Each year on Christmas Day since 1949, an article entitled In Hoc Anno Domini penned by Vermont Royster, editorial page editor of the Wall Street Journal, has appeared. Royster lived to be 82, received two Pulitzer’s and the Presidential Medal of Freedom (and most of all was a graduate of the University of North Carolina, Chapel Hill - Go Tar Heels!) During World War II, he was one of the first to witness the aftermath associated with the dropping of the atomic bomb in Nagasaki, an experience which would shape the rest of his adult life.
I’ve attached his Christmas musing knowing that many of you have read it previously over the years. It can be a hopeful reminder that our faith transcends political and cultural ideologies and times, providing a solid foundation for us whatever we face, personally or culturally. And, for me, this faith is not merely personally comforting, but provides a roadmap shaping how we think and what we do. This is why John Newton and William Wilberforce’s reading of the Bible impelled them to labor tirelessly for a half century to persuade Parliament to declare slavery wrong and illegal despite powerful forces to the contrary. The same could be said about other brave souls around the world today who have taken on challenging causes, whether they be human trafficking or child labor. Faith provides the engine to fight against any wrong, however large or small. So, our faith and theology should always be in ‘conversation’ with our time yet never a slave to it. The theologian Karl Barth urged that we have the Bible on one knee and the newspaper on the other. Faith is certainly relevant for life’s issues, but also transcends them.
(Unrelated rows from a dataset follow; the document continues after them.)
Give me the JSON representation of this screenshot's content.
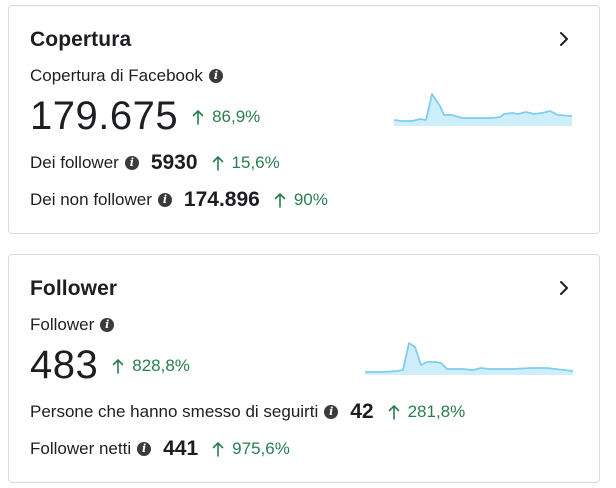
{
  "reach": {
    "title": "Copertura",
    "main_label": "Copertura di Facebook",
    "main_value": "179.675",
    "main_delta": "86,9%",
    "rows": [
      {
        "label": "Dei follower",
        "value": "5930",
        "delta": "15,6%"
      },
      {
        "label": "Dei non follower",
        "value": "174.896",
        "delta": "90%"
      }
    ]
  },
  "followers": {
    "title": "Follower",
    "main_label": "Follower",
    "main_value": "483",
    "main_delta": "828,8%",
    "rows": [
      {
        "label": "Persone che hanno smesso di seguirti",
        "value": "42",
        "delta": "281,8%"
      },
      {
        "label": "Follower netti",
        "value": "441",
        "delta": "975,6%"
      }
    ]
  },
  "colors": {
    "positive": "#2a7d4f",
    "spark_line": "#7fcdf0",
    "spark_fill": "#cfeefb"
  },
  "icons": {
    "info": "info-icon",
    "chevron": "chevron-right-icon",
    "arrow": "arrow-up-icon"
  }
}
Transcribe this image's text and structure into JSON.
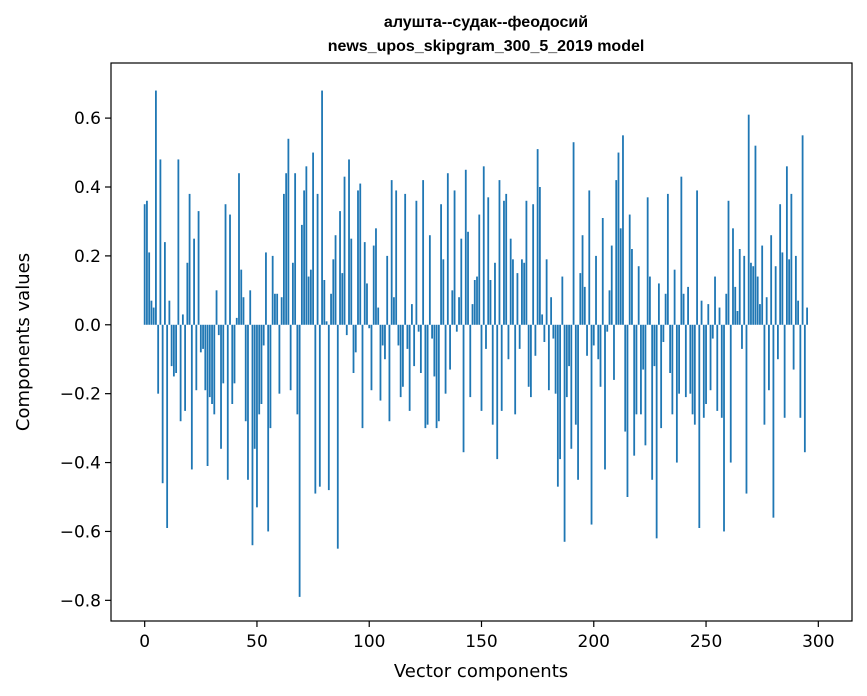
{
  "chart_data": {
    "type": "bar",
    "title_lines": [
      "алушта--судак--феодосий",
      "news_upos_skipgram_300_5_2019 model"
    ],
    "xlabel": "Vector components",
    "ylabel": "Components values",
    "xlim": [
      -15,
      315
    ],
    "ylim": [
      -0.86,
      0.76
    ],
    "xticks": [
      0,
      50,
      100,
      150,
      200,
      250,
      300
    ],
    "yticks": [
      -0.8,
      -0.6,
      -0.4,
      -0.2,
      0.0,
      0.2,
      0.4,
      0.6
    ],
    "ytick_labels": [
      "−0.8",
      "−0.6",
      "−0.4",
      "−0.2",
      "0.0",
      "0.2",
      "0.4",
      "0.6"
    ],
    "bar_color": "#1f77b4",
    "grid": false,
    "x": "0..299",
    "values": [
      0.35,
      0.36,
      0.21,
      0.07,
      0.05,
      0.68,
      -0.2,
      0.48,
      -0.46,
      0.24,
      -0.59,
      0.07,
      -0.12,
      -0.15,
      -0.14,
      0.48,
      -0.28,
      0.03,
      -0.25,
      0.18,
      0.38,
      -0.42,
      0.25,
      -0.19,
      0.33,
      -0.08,
      -0.07,
      -0.19,
      -0.41,
      -0.21,
      -0.23,
      -0.26,
      0.1,
      -0.03,
      -0.36,
      -0.17,
      0.35,
      -0.45,
      0.32,
      -0.23,
      -0.17,
      0.02,
      0.44,
      0.16,
      0.08,
      -0.28,
      -0.45,
      0.1,
      -0.64,
      -0.36,
      -0.53,
      -0.26,
      -0.23,
      -0.06,
      0.21,
      -0.6,
      -0.3,
      0.2,
      0.09,
      0.09,
      -0.2,
      0.08,
      0.38,
      0.44,
      0.54,
      -0.19,
      0.18,
      0.44,
      -0.26,
      -0.79,
      0.29,
      0.39,
      0.46,
      0.14,
      0.16,
      0.5,
      -0.49,
      0.38,
      -0.47,
      0.68,
      0.13,
      0.01,
      -0.48,
      0.09,
      0.19,
      0.26,
      -0.65,
      0.33,
      0.15,
      0.43,
      -0.03,
      0.48,
      0.25,
      -0.14,
      -0.08,
      0.39,
      0.41,
      -0.3,
      0.24,
      0.12,
      -0.01,
      -0.19,
      0.23,
      0.28,
      0.05,
      -0.22,
      -0.06,
      -0.1,
      0.2,
      -0.28,
      0.42,
      0.08,
      0.39,
      -0.06,
      -0.21,
      -0.18,
      0.38,
      -0.07,
      -0.25,
      0.06,
      -0.12,
      0.36,
      -0.02,
      -0.14,
      0.42,
      -0.3,
      -0.29,
      0.26,
      -0.04,
      -0.15,
      -0.3,
      -0.28,
      0.35,
      0.19,
      -0.2,
      0.44,
      -0.13,
      0.1,
      0.39,
      -0.02,
      0.08,
      0.25,
      -0.37,
      0.45,
      0.27,
      -0.21,
      0.06,
      0.13,
      0.14,
      0.32,
      -0.25,
      0.46,
      -0.07,
      0.37,
      0.13,
      -0.29,
      0.18,
      -0.39,
      0.42,
      -0.25,
      0.36,
      0.38,
      -0.1,
      0.25,
      0.19,
      -0.26,
      0.15,
      -0.07,
      0.19,
      0.18,
      0.36,
      -0.18,
      -0.21,
      0.35,
      -0.09,
      0.51,
      0.4,
      0.03,
      -0.05,
      0.19,
      -0.19,
      0.08,
      -0.04,
      -0.2,
      -0.47,
      -0.39,
      0.14,
      -0.63,
      -0.21,
      -0.12,
      -0.36,
      0.53,
      -0.29,
      -0.45,
      0.15,
      0.26,
      0.11,
      -0.09,
      0.39,
      -0.58,
      -0.06,
      0.2,
      -0.1,
      -0.18,
      0.31,
      -0.42,
      -0.02,
      0.1,
      0.23,
      -0.16,
      0.42,
      0.5,
      0.28,
      0.55,
      -0.31,
      -0.5,
      0.32,
      0.22,
      -0.38,
      -0.26,
      0.17,
      -0.26,
      -0.13,
      -0.35,
      0.37,
      0.14,
      -0.45,
      -0.12,
      -0.62,
      0.12,
      -0.3,
      -0.05,
      0.09,
      0.38,
      -0.14,
      -0.26,
      0.16,
      -0.4,
      -0.2,
      0.43,
      0.09,
      -0.21,
      0.11,
      -0.2,
      -0.26,
      -0.29,
      0.39,
      -0.59,
      0.07,
      -0.27,
      -0.23,
      0.06,
      -0.19,
      -0.04,
      0.14,
      -0.25,
      0.05,
      -0.27,
      -0.6,
      0.09,
      0.36,
      -0.4,
      0.28,
      0.11,
      0.04,
      0.22,
      -0.07,
      0.2,
      -0.49,
      0.61,
      0.18,
      0.17,
      0.52,
      0.14,
      0.06,
      0.23,
      -0.29,
      0.08,
      -0.19,
      0.26,
      -0.56,
      0.17,
      -0.1,
      0.35,
      0.21,
      -0.27,
      0.46,
      0.19,
      0.38,
      -0.13,
      0.2,
      0.07,
      -0.27,
      0.55,
      -0.37,
      0.05
    ]
  }
}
So how do I view Christmas? Amazingly! The fact that God would enter human history to bring peace to our hearts and to our world is timely, inspiring and so utterly cool. The message and reality never get old! Rejoice...Immanuel...God is with us and will never forsake us!
This is a quick note I wanted to shoot off. I also should say that I realize that some of you receiving this might not agree with how I view my faith in respect to the broader world. I long for a world where we can live with differences and not have to destroy others with whom we disagree. I still love the credo on our coin: e pluribus unum...out of many, one. My faith inspires me to want to engage with others even when I disagree with their thinking or approach.